In biplane angiography, a three-dimensional (3D) vessel tree can be reconstructed from two-view stereo reconstruction. During an intervention procedure, the rotational C-arm scanning produces a sequence of cone-beam projections (angiograms) that can be used for vessel tracking and vessel tree reconstruction. Since any two projection images can be considered as a two-view pair as captured by a biplane system, a 3D vessel tree can be reconstructed by searching the corresponding points in two projection images followed by two-view stereo reconstruction. The geometry of the 3D tree can be measured in the calibrated Euclidean space.
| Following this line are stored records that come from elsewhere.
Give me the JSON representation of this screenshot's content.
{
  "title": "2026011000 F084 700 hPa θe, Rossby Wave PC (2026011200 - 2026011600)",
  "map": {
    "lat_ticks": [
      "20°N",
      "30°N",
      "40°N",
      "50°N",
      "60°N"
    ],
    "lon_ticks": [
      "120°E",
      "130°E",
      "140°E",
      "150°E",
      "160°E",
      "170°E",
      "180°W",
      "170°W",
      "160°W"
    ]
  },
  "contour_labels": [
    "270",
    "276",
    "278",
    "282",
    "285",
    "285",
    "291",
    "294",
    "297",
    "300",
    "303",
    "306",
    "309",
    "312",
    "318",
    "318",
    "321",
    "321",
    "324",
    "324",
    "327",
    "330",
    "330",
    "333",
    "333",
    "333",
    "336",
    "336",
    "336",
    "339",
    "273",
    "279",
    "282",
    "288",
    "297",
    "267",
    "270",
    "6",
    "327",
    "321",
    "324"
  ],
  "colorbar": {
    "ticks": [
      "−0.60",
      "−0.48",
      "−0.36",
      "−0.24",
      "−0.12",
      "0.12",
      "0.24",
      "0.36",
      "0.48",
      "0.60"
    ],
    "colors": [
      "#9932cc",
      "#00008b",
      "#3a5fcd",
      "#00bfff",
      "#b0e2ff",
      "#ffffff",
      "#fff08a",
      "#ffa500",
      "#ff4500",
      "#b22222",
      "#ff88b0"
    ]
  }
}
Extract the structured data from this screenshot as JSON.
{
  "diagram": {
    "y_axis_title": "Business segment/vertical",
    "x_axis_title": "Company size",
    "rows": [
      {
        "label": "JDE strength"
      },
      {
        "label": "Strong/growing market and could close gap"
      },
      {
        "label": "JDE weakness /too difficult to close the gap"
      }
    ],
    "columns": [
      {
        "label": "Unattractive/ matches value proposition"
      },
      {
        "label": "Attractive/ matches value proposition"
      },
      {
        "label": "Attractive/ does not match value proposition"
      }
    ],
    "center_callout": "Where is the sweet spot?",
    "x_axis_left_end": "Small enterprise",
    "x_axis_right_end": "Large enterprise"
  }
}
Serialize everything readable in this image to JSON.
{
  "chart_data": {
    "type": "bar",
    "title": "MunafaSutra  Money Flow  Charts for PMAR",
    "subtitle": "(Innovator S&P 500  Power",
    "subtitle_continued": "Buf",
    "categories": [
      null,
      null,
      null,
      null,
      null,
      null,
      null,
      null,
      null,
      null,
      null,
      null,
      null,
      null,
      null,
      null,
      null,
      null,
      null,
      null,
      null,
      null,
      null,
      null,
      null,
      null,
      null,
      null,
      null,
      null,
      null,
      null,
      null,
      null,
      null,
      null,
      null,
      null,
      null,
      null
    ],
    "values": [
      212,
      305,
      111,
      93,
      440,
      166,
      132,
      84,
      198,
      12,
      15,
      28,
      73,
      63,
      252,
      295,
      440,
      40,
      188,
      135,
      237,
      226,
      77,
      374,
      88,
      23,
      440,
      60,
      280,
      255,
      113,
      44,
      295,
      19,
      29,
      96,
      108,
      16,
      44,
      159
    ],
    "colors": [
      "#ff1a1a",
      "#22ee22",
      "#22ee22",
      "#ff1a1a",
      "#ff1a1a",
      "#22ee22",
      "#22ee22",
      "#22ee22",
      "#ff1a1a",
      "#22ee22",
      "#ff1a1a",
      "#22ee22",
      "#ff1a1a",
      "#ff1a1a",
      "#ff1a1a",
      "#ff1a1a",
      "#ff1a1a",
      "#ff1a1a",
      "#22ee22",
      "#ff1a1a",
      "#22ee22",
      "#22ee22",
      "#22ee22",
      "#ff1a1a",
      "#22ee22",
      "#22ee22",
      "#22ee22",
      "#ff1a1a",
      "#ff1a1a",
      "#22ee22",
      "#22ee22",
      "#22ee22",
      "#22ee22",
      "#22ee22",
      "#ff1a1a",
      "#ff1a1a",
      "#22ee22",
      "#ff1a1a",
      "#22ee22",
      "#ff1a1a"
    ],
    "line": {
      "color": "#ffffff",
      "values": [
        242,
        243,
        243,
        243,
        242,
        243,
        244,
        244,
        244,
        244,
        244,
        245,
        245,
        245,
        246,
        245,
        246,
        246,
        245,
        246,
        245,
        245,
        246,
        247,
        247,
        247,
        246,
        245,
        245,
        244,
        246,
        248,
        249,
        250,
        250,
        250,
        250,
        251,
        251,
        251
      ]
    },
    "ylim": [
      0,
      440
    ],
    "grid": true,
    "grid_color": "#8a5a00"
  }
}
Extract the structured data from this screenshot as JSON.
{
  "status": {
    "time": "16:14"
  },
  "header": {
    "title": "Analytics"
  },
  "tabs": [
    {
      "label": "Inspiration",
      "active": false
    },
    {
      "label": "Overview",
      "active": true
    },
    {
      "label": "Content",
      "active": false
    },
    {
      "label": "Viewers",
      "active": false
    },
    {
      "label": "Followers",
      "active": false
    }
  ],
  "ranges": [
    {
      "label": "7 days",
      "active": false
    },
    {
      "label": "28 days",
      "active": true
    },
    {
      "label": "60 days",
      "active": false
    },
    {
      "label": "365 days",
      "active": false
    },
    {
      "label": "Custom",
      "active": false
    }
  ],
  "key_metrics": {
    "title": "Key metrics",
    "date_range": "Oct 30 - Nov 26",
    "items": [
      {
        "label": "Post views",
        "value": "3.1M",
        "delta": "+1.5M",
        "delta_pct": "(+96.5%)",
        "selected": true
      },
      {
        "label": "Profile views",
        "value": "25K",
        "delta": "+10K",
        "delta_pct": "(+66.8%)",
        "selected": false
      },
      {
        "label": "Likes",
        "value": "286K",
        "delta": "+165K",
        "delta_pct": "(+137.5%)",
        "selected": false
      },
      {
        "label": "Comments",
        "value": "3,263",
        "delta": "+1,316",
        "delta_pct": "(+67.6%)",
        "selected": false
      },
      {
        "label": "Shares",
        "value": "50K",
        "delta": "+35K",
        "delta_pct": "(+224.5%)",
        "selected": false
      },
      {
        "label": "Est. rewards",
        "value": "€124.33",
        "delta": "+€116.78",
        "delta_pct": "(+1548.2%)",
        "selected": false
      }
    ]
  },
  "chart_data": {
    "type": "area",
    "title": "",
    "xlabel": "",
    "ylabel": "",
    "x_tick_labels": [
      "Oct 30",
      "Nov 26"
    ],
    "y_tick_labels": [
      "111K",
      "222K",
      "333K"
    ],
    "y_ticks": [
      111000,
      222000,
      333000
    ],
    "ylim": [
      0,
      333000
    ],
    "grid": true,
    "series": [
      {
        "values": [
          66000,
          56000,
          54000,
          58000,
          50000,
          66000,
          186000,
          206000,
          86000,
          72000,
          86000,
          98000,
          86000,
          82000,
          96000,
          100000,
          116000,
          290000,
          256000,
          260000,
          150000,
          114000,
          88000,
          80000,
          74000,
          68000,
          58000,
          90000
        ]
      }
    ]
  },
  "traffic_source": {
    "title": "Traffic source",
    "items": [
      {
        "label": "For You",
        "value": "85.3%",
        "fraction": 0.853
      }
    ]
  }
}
During C-arm angiographic imaging, the contrast bolus flowing through blood vessels may sustain a bolus/blood equilibrium state in the scan field of view, which can be considered as quasi-static or stationary state, the C-arm images can be used for vessel tree reconstruction. In this paper, we propose a vessel tree reconstruction method from C-arm images: 1) add epipolar constraint on the search for corresponding points (feature points); 2) apply depth-first search strategy for tree construction from node points and point correspondence; 3) find fundamental and projection matrices for projective reconstruction; 4) reconstruct the 3D tree in Euclidean space with a cube phantom calibration; 5) perform 3D tree measurements (tree segment lengths). Computer simulations and tree phantom experiments under a rotational C-arm system are reported, which justify the method in this paper.